Because of its low background radiation, the underground laboratory is used for experiments in particle and nuclear physics, including the study of neutrinos, high-energy cosmic rays, dark matter, nuclear decay, as well as the study of geology, and biology. The laboratory employs over 700 scientists from twenty countries. The LNGS was the destination of the neutrinos involved in the faster-than-light neutrino anomaly publicly announced in September 2011 and retracted in July 2012. In the summer of 2014 the facility was instrumental in confirming previous theories about the Sun's main source of energy, when proton-to-proton fusion-produced neutrinos were detected and measured, virtually at the Sun's core.

==Tourism==
The Gran Sasso is located in the Gran Sasso and Monti della Laga National Park. Running through this nature preserve is a portion of the Italian State Highway 80 (SS80), known as the Grand Highway of the Gran Sasso and Monti della Laga National Park ("Strada maestra del Parco").
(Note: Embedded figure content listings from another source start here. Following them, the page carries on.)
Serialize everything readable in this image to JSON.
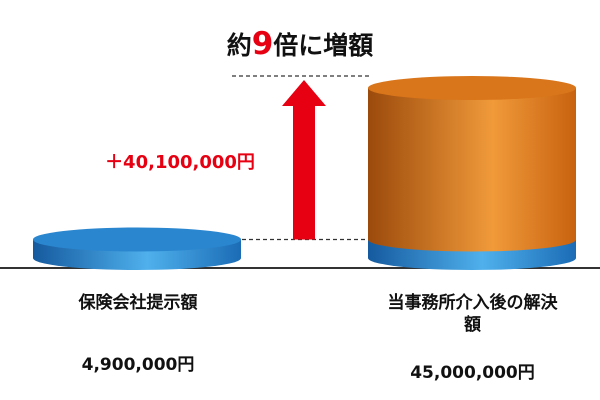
{
  "chart_data": {
    "type": "cylinder",
    "title": [
      "約",
      "9",
      "倍に増額"
    ],
    "categories": [
      "保険会社提示額",
      "当事務所介入後の解決額"
    ],
    "values": [
      4900000,
      45000000
    ],
    "value_labels": [
      "4,900,000円",
      "45,000,000円"
    ],
    "difference": 40100000,
    "difference_label": "＋40,100,000円",
    "colors": {
      "base": "#2a86cf",
      "stack": "#d9751a",
      "accent": "#e60012"
    }
  }
}
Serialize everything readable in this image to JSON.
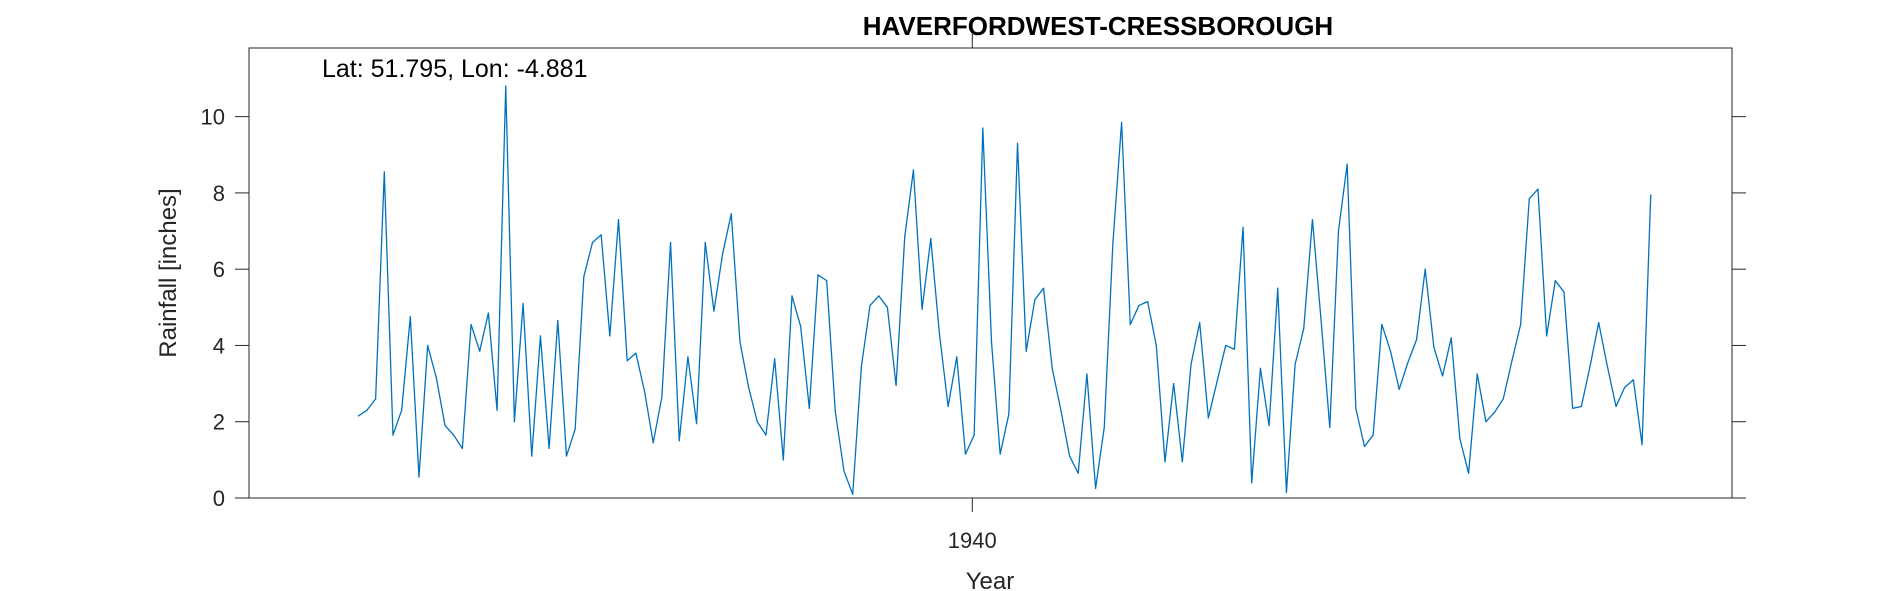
{
  "chart_data": {
    "type": "line",
    "title": "HAVERFORDWEST-CRESSBOROUGH",
    "annotation": "Lat: 51.795, Lon: -4.881",
    "xlabel": "Year",
    "ylabel": "Rainfall [inches]",
    "xlim": [
      1926.1,
      1954.6
    ],
    "ylim": [
      0,
      11.8
    ],
    "x_ticks": [
      1940
    ],
    "x_tick_labels": [
      "1940"
    ],
    "y_ticks": [
      0,
      2,
      4,
      6,
      8,
      10
    ],
    "y_tick_labels": [
      "0",
      "2",
      "4",
      "6",
      "8",
      "10"
    ],
    "grid": false,
    "line_color": "#0072bd",
    "series": [
      {
        "x_start": 1928.2,
        "x_step": 0.1667,
        "values": [
          2.15,
          2.3,
          2.6,
          8.55,
          1.65,
          2.3,
          4.75,
          0.55,
          4.0,
          3.15,
          1.9,
          1.65,
          1.3,
          4.55,
          3.85,
          4.85,
          2.3,
          10.8,
          2.0,
          5.1,
          1.1,
          4.25,
          1.3,
          4.65,
          1.1,
          1.8,
          5.8,
          6.7,
          6.9,
          4.25,
          7.3,
          3.6,
          3.8,
          2.8,
          1.45,
          2.65,
          6.7,
          1.5,
          3.7,
          1.95,
          6.7,
          4.9,
          6.4,
          7.45,
          4.1,
          2.9,
          2.0,
          1.65,
          3.65,
          1.0,
          5.3,
          4.5,
          2.35,
          5.85,
          5.7,
          2.25,
          0.7,
          0.1,
          3.45,
          5.05,
          5.3,
          5.0,
          2.95,
          6.85,
          8.6,
          4.95,
          6.8,
          4.3,
          2.4,
          3.7,
          1.15,
          1.65,
          9.7,
          4.1,
          1.15,
          2.2,
          9.3,
          3.85,
          5.2,
          5.5,
          3.4,
          2.3,
          1.1,
          0.65,
          3.25,
          0.25,
          1.85,
          6.7,
          9.85,
          4.55,
          5.05,
          5.15,
          4.0,
          0.95,
          3.0,
          0.95,
          3.5,
          4.6,
          2.1,
          3.05,
          4.0,
          3.9,
          7.1,
          0.4,
          3.4,
          1.9,
          5.5,
          0.15,
          3.5,
          4.45,
          7.3,
          4.65,
          1.85,
          7.0,
          8.75,
          2.35,
          1.35,
          1.65,
          4.55,
          3.85,
          2.85,
          3.55,
          4.15,
          6.0,
          3.95,
          3.2,
          4.2,
          1.55,
          0.65,
          3.25,
          2.0,
          2.25,
          2.6,
          3.6,
          4.55,
          7.85,
          8.1,
          4.25,
          5.7,
          5.4,
          2.35,
          2.4,
          3.45,
          4.6,
          3.45,
          2.4,
          2.9,
          3.1,
          1.4,
          7.95
        ]
      }
    ]
  }
}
While frequented by skiers in winter, and mountain climbers and hikers in other seasons, the Gran Sasso is remarkably free of tourists despite its proximity to Rome and the events of the Gran Sasso raid that took place there in 1943. This is especially true in summer with most Italians preferring beach vacations and foreign visitors are more likely to visit the mountains of northern Italy.

Pope John Paul II loved to secretly ski at Gran Sasso where he would retire often and pray at the church of San Pietro della Ienca. When he died Cardinal Stanislaw Dziwisz, gave the local Abruzzo community some of the late pontiff's blood as a token of the love he had felt for the mountainous area.

The Shrine of Gabriel of Our Lady of Sorrows at Isola del Gran Sasso d'Italia with average of two million visitors per year is one of the 15 most visited sanctuaries in the world.

Acclaimed international movies shot at Gran Sasso include Jean-Jacques Annaud's The Name of the Rose, Arnold Schwarzenegger's Red Sonja, Ladyhawke, King David, Keoma and The Barbarians.